En el uso del color, Haynes evoluciona lo mismo que la película, y esa paleta de colores se mimetiza perfectamente con el estado de ánimo de las dos mujeres, de los tonos neutros con un toque rojo en el momento en que ambas mujeres no se conocen, a tonos marcadamente coloristas y vivos, fuertes, cuando ese viaje funciona como revulsivo en sus vidas, para, en el tramo final de la ruptura, imperar los tonos apagados, grises, ocres, colores mortecinos como el ánimo de las protagonistas, obligadas por el entorno de Carol y por la decisión de ésta, a poner un punto y final a la historia. Si la sensación de derrota es plena en esa fase de película, donde las cajas de fotografías tomadas por Therese evidencian un amor perdido, y donde el revelado de una de las pendientes supone revivir el dolor de la ruptura provocada, la reaparición de Carol anuncia otro torbellino en la nada fácil vida de las mujeres, sobre todo de una Therese que ha pasado página mientras para Carol el tiempo se ha suspendido esperando una oportunidad que ha tardado en llegar. Si en manos de cualquier otro el recurso al reencuentro quedaría en un efectismo de final feliz o de anuncio de reconciliación, en manos de Haynes los últimos 10 minutos suponen cerrar el círculo abierto en el café del inicio de la película y continuar con Therese mientras su cabeza piensa en la reaparición de Carol. Son unos 10 minutos finales de grandioso colofón a una película llena de clasicismo sí, pero llena de sensaciones humanas reconocibles, un lirismo nada afectado, unas imágenes bellas como cuadros donde la influencia de los grandes pintores realistas norteamericanos del pasado siglo es evidente (Hooper no puede faltar si de espíritus solitarios y corazones rotos estamos hablando), un final rotundo y esperanzador, pero no definitivo, un final del que nos falta la frase definitiva, el acercamiento último, la última palabra de Therese.
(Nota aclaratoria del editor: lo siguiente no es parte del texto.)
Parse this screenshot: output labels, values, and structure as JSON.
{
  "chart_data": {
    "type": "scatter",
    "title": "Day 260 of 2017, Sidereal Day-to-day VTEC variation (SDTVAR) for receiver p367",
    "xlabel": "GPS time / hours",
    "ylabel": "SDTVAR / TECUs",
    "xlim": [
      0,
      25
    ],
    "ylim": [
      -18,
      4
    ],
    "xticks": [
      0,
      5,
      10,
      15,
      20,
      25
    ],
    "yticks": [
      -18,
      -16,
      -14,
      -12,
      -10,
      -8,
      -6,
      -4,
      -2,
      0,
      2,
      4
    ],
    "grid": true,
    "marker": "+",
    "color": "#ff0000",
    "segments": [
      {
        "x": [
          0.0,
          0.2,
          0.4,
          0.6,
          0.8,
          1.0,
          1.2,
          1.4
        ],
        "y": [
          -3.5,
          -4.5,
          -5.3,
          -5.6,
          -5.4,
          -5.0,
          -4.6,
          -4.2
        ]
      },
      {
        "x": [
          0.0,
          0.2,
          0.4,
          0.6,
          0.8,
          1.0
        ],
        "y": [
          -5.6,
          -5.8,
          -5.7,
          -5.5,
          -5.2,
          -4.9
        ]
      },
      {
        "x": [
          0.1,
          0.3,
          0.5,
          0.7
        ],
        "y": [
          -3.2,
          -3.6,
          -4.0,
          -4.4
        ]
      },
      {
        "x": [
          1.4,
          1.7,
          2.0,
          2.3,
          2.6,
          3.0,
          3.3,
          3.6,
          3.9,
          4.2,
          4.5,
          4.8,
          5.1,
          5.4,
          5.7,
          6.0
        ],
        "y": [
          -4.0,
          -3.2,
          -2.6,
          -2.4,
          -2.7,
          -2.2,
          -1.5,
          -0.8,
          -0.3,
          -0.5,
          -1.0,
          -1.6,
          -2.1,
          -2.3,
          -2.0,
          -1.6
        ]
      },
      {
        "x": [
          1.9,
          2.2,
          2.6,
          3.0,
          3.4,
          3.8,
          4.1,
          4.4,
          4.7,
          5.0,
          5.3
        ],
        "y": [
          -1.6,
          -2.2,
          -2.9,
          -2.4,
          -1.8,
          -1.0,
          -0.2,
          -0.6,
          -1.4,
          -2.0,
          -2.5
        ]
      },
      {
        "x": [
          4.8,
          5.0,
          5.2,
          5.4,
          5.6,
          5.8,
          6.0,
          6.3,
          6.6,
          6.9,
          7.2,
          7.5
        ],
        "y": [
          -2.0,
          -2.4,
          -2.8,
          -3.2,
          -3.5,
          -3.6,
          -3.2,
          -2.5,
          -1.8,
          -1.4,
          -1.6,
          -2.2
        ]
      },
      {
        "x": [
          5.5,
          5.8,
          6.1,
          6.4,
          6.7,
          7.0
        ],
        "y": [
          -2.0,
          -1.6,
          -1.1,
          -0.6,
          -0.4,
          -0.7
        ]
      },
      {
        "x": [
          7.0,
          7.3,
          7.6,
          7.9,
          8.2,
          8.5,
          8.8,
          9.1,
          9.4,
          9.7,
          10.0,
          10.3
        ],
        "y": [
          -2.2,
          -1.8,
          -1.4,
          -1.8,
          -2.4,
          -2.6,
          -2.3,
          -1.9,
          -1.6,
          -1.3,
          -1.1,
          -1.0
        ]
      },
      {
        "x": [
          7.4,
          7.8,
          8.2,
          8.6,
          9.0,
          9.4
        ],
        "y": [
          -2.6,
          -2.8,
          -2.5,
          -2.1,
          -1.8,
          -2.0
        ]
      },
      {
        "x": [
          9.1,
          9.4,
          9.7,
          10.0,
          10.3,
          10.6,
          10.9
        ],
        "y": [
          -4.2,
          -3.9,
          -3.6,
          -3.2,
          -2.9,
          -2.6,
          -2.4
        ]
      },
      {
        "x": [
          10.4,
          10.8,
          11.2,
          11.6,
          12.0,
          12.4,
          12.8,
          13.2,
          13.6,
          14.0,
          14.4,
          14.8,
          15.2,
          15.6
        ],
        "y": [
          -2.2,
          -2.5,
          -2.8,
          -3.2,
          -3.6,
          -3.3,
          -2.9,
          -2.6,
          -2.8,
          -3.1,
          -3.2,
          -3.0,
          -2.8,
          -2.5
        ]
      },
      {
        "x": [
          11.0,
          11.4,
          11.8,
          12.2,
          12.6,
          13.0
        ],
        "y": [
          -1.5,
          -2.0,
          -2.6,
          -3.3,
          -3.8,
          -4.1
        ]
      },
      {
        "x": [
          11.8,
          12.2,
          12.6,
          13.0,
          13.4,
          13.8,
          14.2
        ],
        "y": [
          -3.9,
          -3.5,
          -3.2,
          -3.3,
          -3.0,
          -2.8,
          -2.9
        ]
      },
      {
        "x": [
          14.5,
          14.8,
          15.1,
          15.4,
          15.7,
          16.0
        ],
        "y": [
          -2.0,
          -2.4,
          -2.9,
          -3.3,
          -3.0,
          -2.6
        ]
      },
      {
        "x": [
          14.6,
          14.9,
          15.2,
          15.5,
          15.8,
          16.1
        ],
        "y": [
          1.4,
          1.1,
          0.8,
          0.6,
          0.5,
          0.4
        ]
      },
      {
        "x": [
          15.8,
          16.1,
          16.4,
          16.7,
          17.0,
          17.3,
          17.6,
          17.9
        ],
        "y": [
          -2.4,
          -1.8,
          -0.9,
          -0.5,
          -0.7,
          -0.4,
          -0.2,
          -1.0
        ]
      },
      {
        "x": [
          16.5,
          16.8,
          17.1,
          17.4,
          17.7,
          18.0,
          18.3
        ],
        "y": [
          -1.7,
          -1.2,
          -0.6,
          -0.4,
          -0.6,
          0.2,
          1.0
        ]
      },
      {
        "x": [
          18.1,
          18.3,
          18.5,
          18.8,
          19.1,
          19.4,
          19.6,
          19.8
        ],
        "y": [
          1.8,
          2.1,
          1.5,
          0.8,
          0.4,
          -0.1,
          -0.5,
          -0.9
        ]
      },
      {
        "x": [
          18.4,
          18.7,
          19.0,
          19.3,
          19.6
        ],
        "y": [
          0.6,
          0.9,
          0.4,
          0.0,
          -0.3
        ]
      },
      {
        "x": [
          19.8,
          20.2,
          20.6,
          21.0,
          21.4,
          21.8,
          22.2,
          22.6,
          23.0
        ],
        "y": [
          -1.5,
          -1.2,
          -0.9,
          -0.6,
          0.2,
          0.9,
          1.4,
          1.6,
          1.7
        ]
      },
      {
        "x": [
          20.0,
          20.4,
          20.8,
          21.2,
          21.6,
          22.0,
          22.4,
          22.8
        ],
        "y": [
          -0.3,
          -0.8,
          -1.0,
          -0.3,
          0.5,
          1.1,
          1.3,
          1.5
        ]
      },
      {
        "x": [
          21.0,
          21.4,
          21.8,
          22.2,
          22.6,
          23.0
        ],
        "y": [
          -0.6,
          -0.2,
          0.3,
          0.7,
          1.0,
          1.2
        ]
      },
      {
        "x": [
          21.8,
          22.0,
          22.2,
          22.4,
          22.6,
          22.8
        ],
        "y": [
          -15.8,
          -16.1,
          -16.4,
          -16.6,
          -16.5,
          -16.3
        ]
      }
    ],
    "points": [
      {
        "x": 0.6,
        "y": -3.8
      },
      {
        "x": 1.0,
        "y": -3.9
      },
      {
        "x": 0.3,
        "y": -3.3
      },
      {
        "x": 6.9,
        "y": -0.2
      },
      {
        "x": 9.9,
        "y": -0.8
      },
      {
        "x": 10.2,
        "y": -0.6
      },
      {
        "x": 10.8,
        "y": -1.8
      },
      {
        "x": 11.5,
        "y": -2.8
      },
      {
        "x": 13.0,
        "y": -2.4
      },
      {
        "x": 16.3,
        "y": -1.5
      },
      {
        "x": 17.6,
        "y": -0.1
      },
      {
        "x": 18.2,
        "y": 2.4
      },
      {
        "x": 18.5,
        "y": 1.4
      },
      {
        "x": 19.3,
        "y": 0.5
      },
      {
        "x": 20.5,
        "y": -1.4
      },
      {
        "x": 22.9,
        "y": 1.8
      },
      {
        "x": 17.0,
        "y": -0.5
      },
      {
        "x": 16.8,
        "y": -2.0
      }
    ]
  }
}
Como en su primer encuentro, ambas mujeres están separadas por la distancia pero unidas por la mirada, ahora ya no hay dudas, hay la convicción de la atracción, ahora la duda es de otro tipo, más dolorosa, en esas miradas que prescinden del entorno, Carol y Therese se preguntan sobre el futuro. Miradas sostenidas llenas de preguntas y de afectos, pero también de miedos y dolor, lo que pase a continuación sólo interesa a Carol y a Therese.